Quisiera poder escribir sobre otra cosa. Con la velocidad con la que fluyen los hechos y las noticias en nuestra vida este tema tal vez ya sea obsoleto para todos menos para nuestro sistema nervioso. Los mexicanos experimentamos una vez más una de estas situaciones que podemos etiquetar como “Solo en México”.
Según José Luis Mateos, especialista en sistemas complejos del Instituto de Física de la UNAM, las posibilidades de vivir tres sismos de más de 7 grados en la escala Richter en el mismo país en la misma fecha, es una entre 133 225; expresado de otra forma: 0.000751%.
Igual que hace 5 años, traté de mantenerme tranquila durante el simulacro, propósito que nunca logro porque los recuerdos y el efecto de la alerta sísmica son suficientes como para que a todos se nos pongan los nervios de punta. Desde temprano todos compartimos información en redes sociales, fotos y crónicas de los catastróficos terremotos que sacudieron el país en 1985 y 2017, esa evocación de estar parada a la mitad de la calle tratando de no perder el equilibrio, viendo cómo caían piedras y pedazos de fachadas, el clamor de la gente que rezaba en medio de una angustia espantosa, la sensación de que esto jamás terminaría, y después, el silencio.
Personas tomadas de la mano en crisis de nervios, yo aferrada al brazo de un policía que intentaba tranquilizarnos, no sé si minutos u horas después alguien repartía pedazos de pan a los que estábamos allí, nos comunicábamos con nuestras familias, los comercios del centro histórico. En donde yo estaba el 19 de septiembre de 2017, hasta quitaron su música para sintonizar el radio a Fernanda Familiar que apenas podía disimular su angustia y trataba de entender y comunicar lo que estaba pasando.
Luego luego pasaron muchas cosas. Todos los mexicanos estuvimos de una u otra forma involucrados y relacionados entre nosotros. Siguieron semanas de una gran incertidumbre. No sabíamos si podíamos o debíamos retomar la vida, nos sentíamos culpables de sonreír, de pensar en algo más que no fueran las personas sepultadas en los edificios que se habían derrumbado, en los rescatistas que no comían ni no dormían, moviendo piedras tratando de hallar vida bajo los escombros; en los centros de acopio no se daban abasto para movilizar la ayuda que llegaba y canalizarla a donde se pudiese necesitar o no. La necesidad de la población de ayudar era irrefrenable.

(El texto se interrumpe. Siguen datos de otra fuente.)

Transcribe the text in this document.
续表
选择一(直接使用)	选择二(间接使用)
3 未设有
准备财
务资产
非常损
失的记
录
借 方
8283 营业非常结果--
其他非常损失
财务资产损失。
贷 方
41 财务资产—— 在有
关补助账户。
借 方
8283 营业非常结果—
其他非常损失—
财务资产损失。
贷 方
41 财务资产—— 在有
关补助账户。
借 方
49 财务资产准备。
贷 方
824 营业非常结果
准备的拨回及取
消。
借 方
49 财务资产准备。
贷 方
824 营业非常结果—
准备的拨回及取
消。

Las escuelas permanecían cerradas, se catalogaban los edificios para decidir cuáles tenían que ser derrumbados y el número de gente que se quedaba sin vivienda crecía por día. Caminábamos entre ruinas, señales, acordonamientos, civiles con cascos y chalecos intentando hacer algo sin saber si lo estaban logrando o no.

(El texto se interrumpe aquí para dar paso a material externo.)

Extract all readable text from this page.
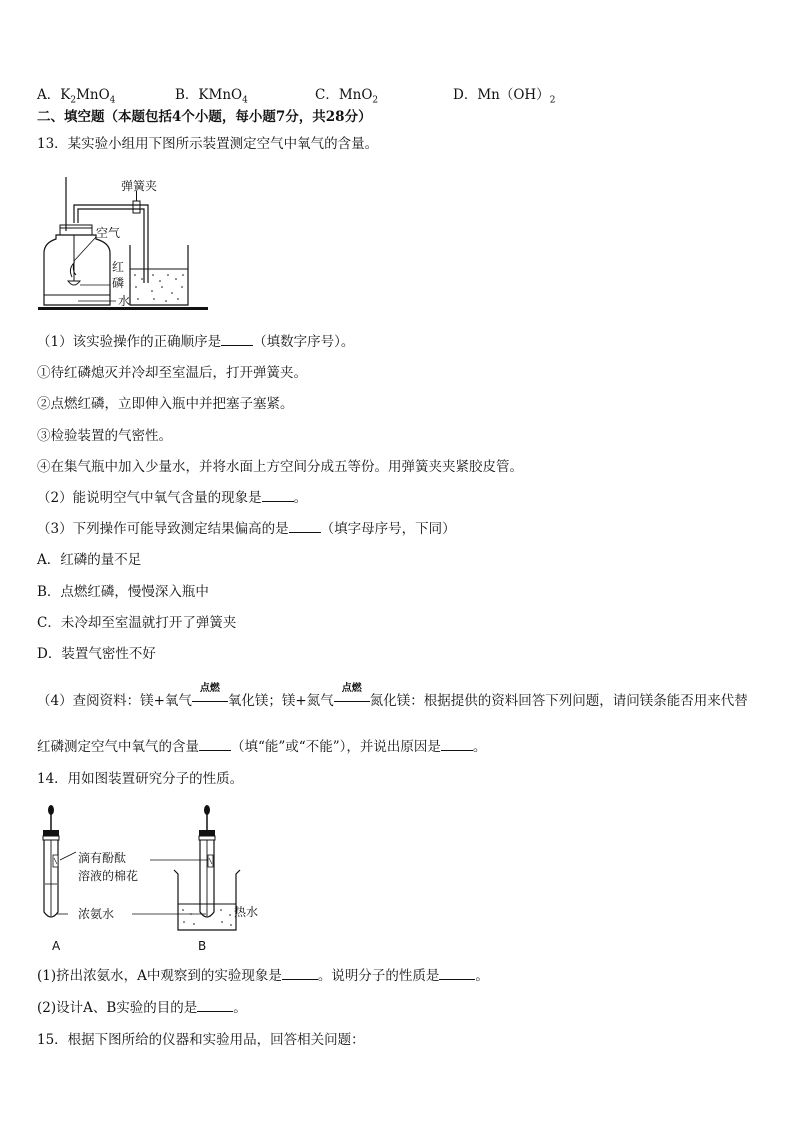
A．$K_2MnO_4$	B．KMnO$_4$	C．MnO$_2$	D．$Mn(OH)_2$
二、填空题（本题包括4个小题，每小题7分，共28分）
13．某实验小组用下图所示装置测定空气中氧气的含量。
弹簧夹
空气
红
磷
水
（1）该实验操作的正确顺序是 （填数字序号）。
①待红磷熄灭并冷却至室温后，打开弹簧夹。
②点燃红磷，立即伸入瓶中并把塞子塞紧。
③检验装置的气密性。
④在集气瓶中加入少量水，并将水面上方空间分成五等份。用弹簧夹夹紧胶皮管。
（2）能说明空气中氧气含量的现象是 。
（3）下列操作可能导致测定结果偏高的是 （填字母序号，下同）
A．红磷的量不足
B．点燃红磷，慢慢深入瓶中
C．未冷却至室温就打开了弹簧夹
D．装置气密性不好
（4）查阅资料：镁+氧气
点燃
氧化镁；镁+氮气
点燃
氮化镁：根据提供的资料回答下列问题，请问镁条能否用来代替
红磷测定空气中氧气的含量 （填“能”或“不能”），并说出原因是 。
14．用如图装置研究分子的性质。
滴有酚酞
溶液的棉花
浓氨水	热水
A	B
(1)挤出浓氨水，A中观察到的实验现象是	。说明分子的性质是	。
(2)设计A、B实验的目的是	。
15．根据下图所给的仪器和实验用品，回答相关问题：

Fueron semanas, meses de no poder volver a la normalidad, las pesadillas, la ansiedad, el miedo eran los protagonistas de esos días. Buscábamos sin decirlo oídos nuevos para volver a contar lo que habíamos vivido, cómo lo habíamos sentido, que habíamos hecho. Guardábamos en la memoria el ruido de la tierra crujiendo, el sabor del polvo que flotaba en el aire y sí: el olor a muerte que emitían las zonas de derrumbe.
Este 19 de septiembre la vida nos volvió a sorprender, hay quien asegura que nosotros lo decretamos haciendo simulacros, hay quien ya tiene la certeza que este mes siempre tiembla como si fuese algo de temporal, igual que los tornados y huracanes. La verdad es que no sabemos nada. El método científico de un sismo sigue siendo un tema de prueba-error en el que cada nuevo evento telúrico descubrimos o creemos entender una nueva pista.

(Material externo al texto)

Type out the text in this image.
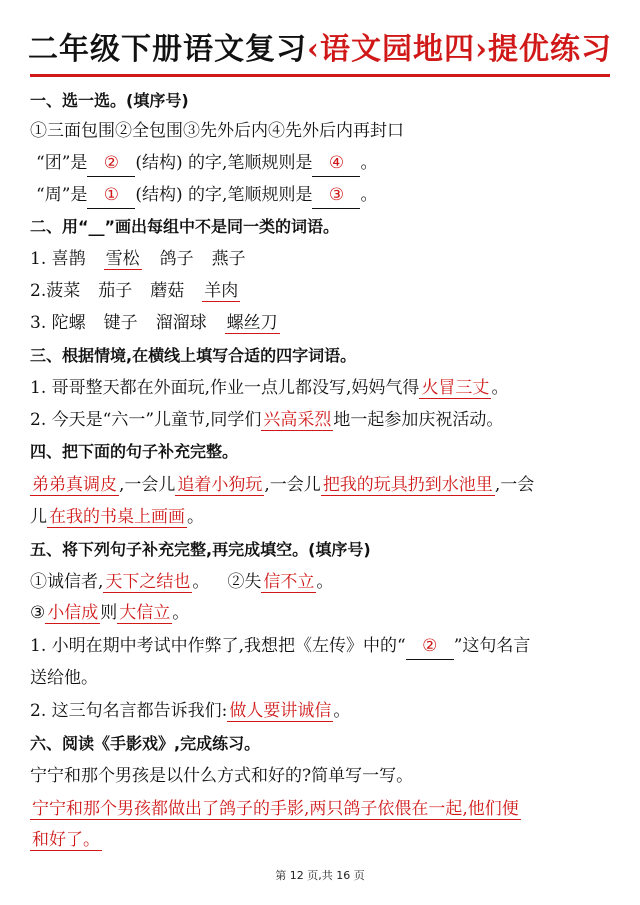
二年级下册语文复习‹语文园地四›提优练习
一、选一选。(填序号)
①三面包围②全包围③先外后内④先外后内再封口
“团”是 ② (结构) 的字,笔顺规则是 ④ 。
“周”是 ① (结构) 的字,笔顺规则是 ③ 。
二、用“__”画出每组中不是同一类的词语。
1. 喜鹊 雪松 鸽子 燕子
2.菠菜 茄子 蘑菇 羊肉
3. 陀螺 键子 溜溜球 螺丝刀
三、根据情境,在横线上填写合适的四字词语。
1. 哥哥整天都在外面玩,作业一点儿都没写,妈妈气得 火冒三丈 。
2. 今天是“六一”儿童节,同学们 兴高采烈 地一起参加庆祝活动。
四、把下面的句子补充完整。
弟弟真调皮 ,一会儿 追着小狗玩 ,一会儿 把我的玩具扔到水池里 ,一会
儿 在我的书桌上画画 。
五、将下列句子补充完整,再完成填空。(填序号)
①诚信者, 天下之结也 。 ②失 信不立 。
③ 小信成 则 大信立 。
1. 小明在期中考试中作弊了,我想把《左传》中的“ ② ”这句名言
送给他。
2. 这三句名言都告诉我们: 做人要讲诚信 。
六、阅读《手影戏》,完成练习。
宁宁和那个男孩是以什么方式和好的?简单写一写。
宁宁和那个男孩都做出了鸽子的手影,两只鸽子依偎在一起,他们便
和好了。
第 12 页,共 16 页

Después de una semana de un estrés indescriptible y sin precedentes en mi vida, este temblor viene a sacudirme como a cada uno de nosotros de forma personal, a llamarnos la atención de la peor manera y a recordarnos que más vale vivir lo más felices posible y no cargar preocupaciones demás porque siempre hay algo mucho más importante que ver la paja en el ojo ajeno o en el propio.
La razón de que haya temblado tan enérgicamente en la misma fecha no la vamos a entender por más que nos esforcemos, tal vez los hijos de nuestros hijos tengan alguna hipótesis. A nosotros nos queda vivir con inteligencia, agradecimiento y nobleza cada día, porque no sabemos en qué momento el suelo se abre bajo nuestros pies y nos volvamos historia.